Angola has halved its 2016 economic growth forecast and slashed government spending as lower oil prices hammer state revenues in Africa's largest crude exporter, the finance ministry said on Monday.
Sub-Saharan Africa's third-largest economy will grow 1.3 percent this year, compared with a previous forecast of 3.3 percent, the finance ministry said in a statement.
Government spending will be cut to $24 billion from $30 billion projected in the original 2016 budget as revenues were also slashed to $18 billion from $24.4 billion.

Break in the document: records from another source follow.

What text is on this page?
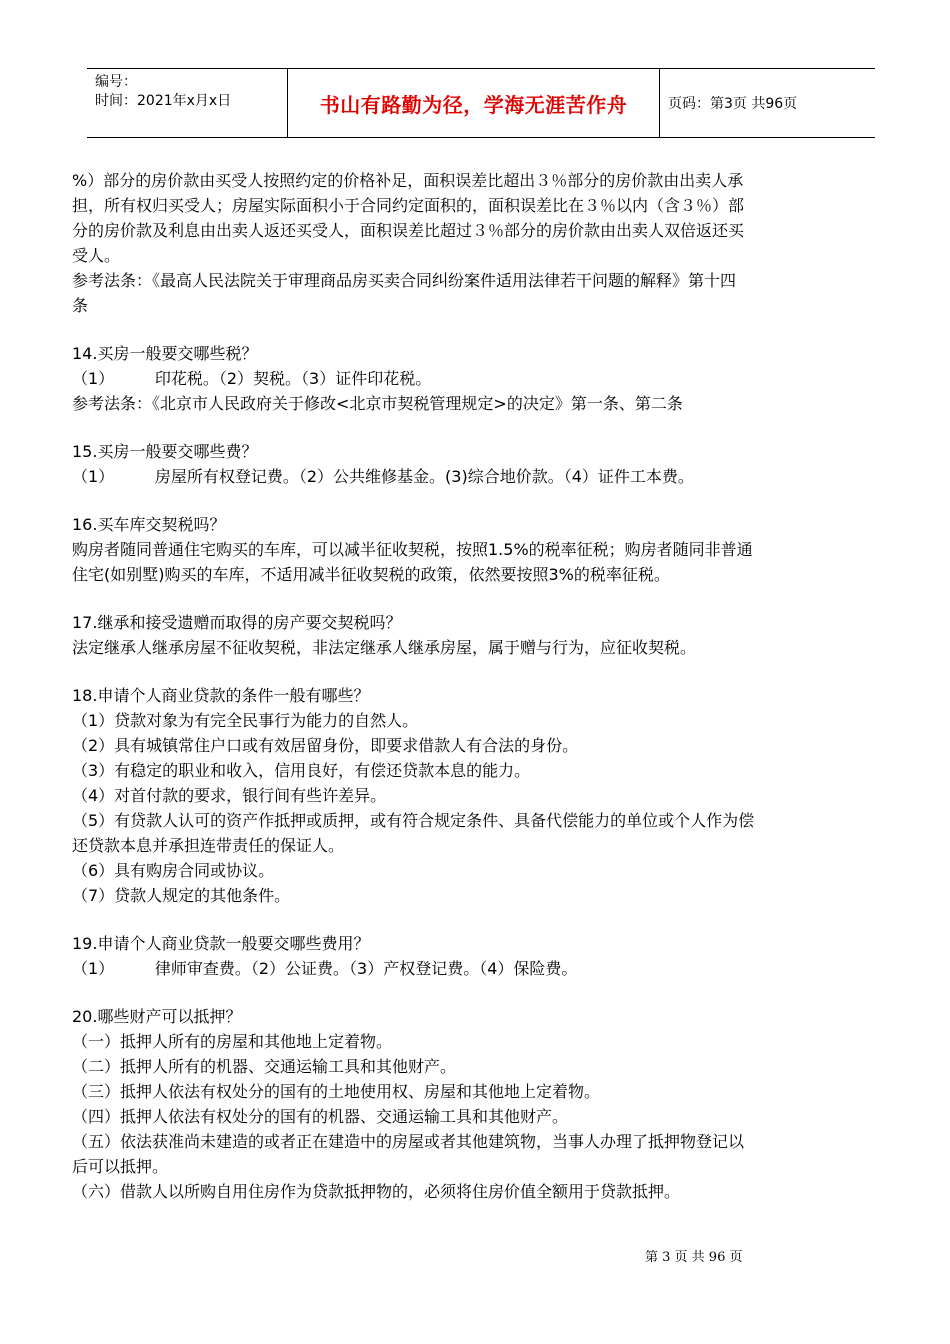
编号：
时间：2021年x月x日	书山有路勤为径，学海无涯苦作舟	页码：第3页 共96页

%）部分的房价款由买受人按照约定的价格补足，面积误差比超出３％部分的房价款由出卖人承

担，所有权归买受人；房屋实际面积小于合同约定面积的，面积误差比在３％以内（含３％）部

分的房价款及利息由出卖人返还买受人，面积误差比超过３％部分的房价款由出卖人双倍返还买

受人。

参考法条：《最高人民法院关于审理商品房买卖合同纠纷案件适用法律若干问题的解释》第十四

条

14.买房一般要交哪些税？

（1）        印花税。（2）契税。（3）证件印花税。

参考法条：《北京市人民政府关于修改<北京市契税管理规定>的决定》第一条、第二条

15.买房一般要交哪些费？

（1）        房屋所有权登记费。（2）公共维修基金。(3)综合地价款。（4）证件工本费。

16.买车库交契税吗？

购房者随同普通住宅购买的车库，可以减半征收契税，按照1.5%的税率征税；购房者随同非普通

住宅(如别墅)购买的车库，不适用减半征收契税的政策，依然要按照3%的税率征税。

17.继承和接受遗赠而取得的房产要交契税吗？

法定继承人继承房屋不征收契税，非法定继承人继承房屋，属于赠与行为，应征收契税。

18.申请个人商业贷款的条件一般有哪些？

（1）贷款对象为有完全民事行为能力的自然人。

（2）具有城镇常住户口或有效居留身份，即要求借款人有合法的身份。

（3）有稳定的职业和收入，信用良好，有偿还贷款本息的能力。

（4）对首付款的要求，银行间有些许差异。

（5）有贷款人认可的资产作抵押或质押，或有符合规定条件、具备代偿能力的单位或个人作为偿

还贷款本息并承担连带责任的保证人。

（6）具有购房合同或协议。

（7）贷款人规定的其他条件。

19.申请个人商业贷款一般要交哪些费用？

（1）        律师审查费。（2）公证费。（3）产权登记费。（4）保险费。

20.哪些财产可以抵押？

（一）抵押人所有的房屋和其他地上定着物。

（二）抵押人所有的机器、交通运输工具和其他财产。

（三）抵押人依法有权处分的国有的土地使用权、房屋和其他地上定着物。

（四）抵押人依法有权处分的国有的机器、交通运输工具和其他财产。

（五）依法获准尚未建造的或者正在建造中的房屋或者其他建筑物，当事人办理了抵押物登记以

后可以抵押。

（六）借款人以所购自用住房作为贷款抵押物的，必须将住房价值全额用于贷款抵押。

第 3 页 共 96 页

The statement, a rare disclosure by one of Africa's most secretive states, said Luanda had borrowed $11.46 billion between November 2015 and June 2016, including $5 billion from the China Development Bank and $2 billion from other state-backed Chinese lenders.
Total government debt stood at $47.9 billion, including $25.5 billion in external loans, it added, although this figure does not include debt held by state-owned companies such as domestic oil firm Sonangol.
Cuts to public services have already had a major impact on the former Portuguese colony, with piles of uncollected rubbish lying rotting in the streets of the capital, in the shadow of half-finished concrete office blocks and shopping complexes.
Health experts say the spending reductions are partly to blame for a yellow fever outbreak that started in one of Luanda's vast slums in December and which has spread throughout the country and as far afield as China.
The finance ministry confirmed it had ended emergency financing talks with the International Monetary Fund (IMF) because it had achieved "great fiscal equilibrium".
However, it said it was still committed to a structural overhaul of an economy that remains perilously reliant on oil.
The finance ministry has cut its budgetary oil price assumption to $41 a barrel, from $45 previously. Crude oil output remains steady at 1.77 million barrels per day, it said.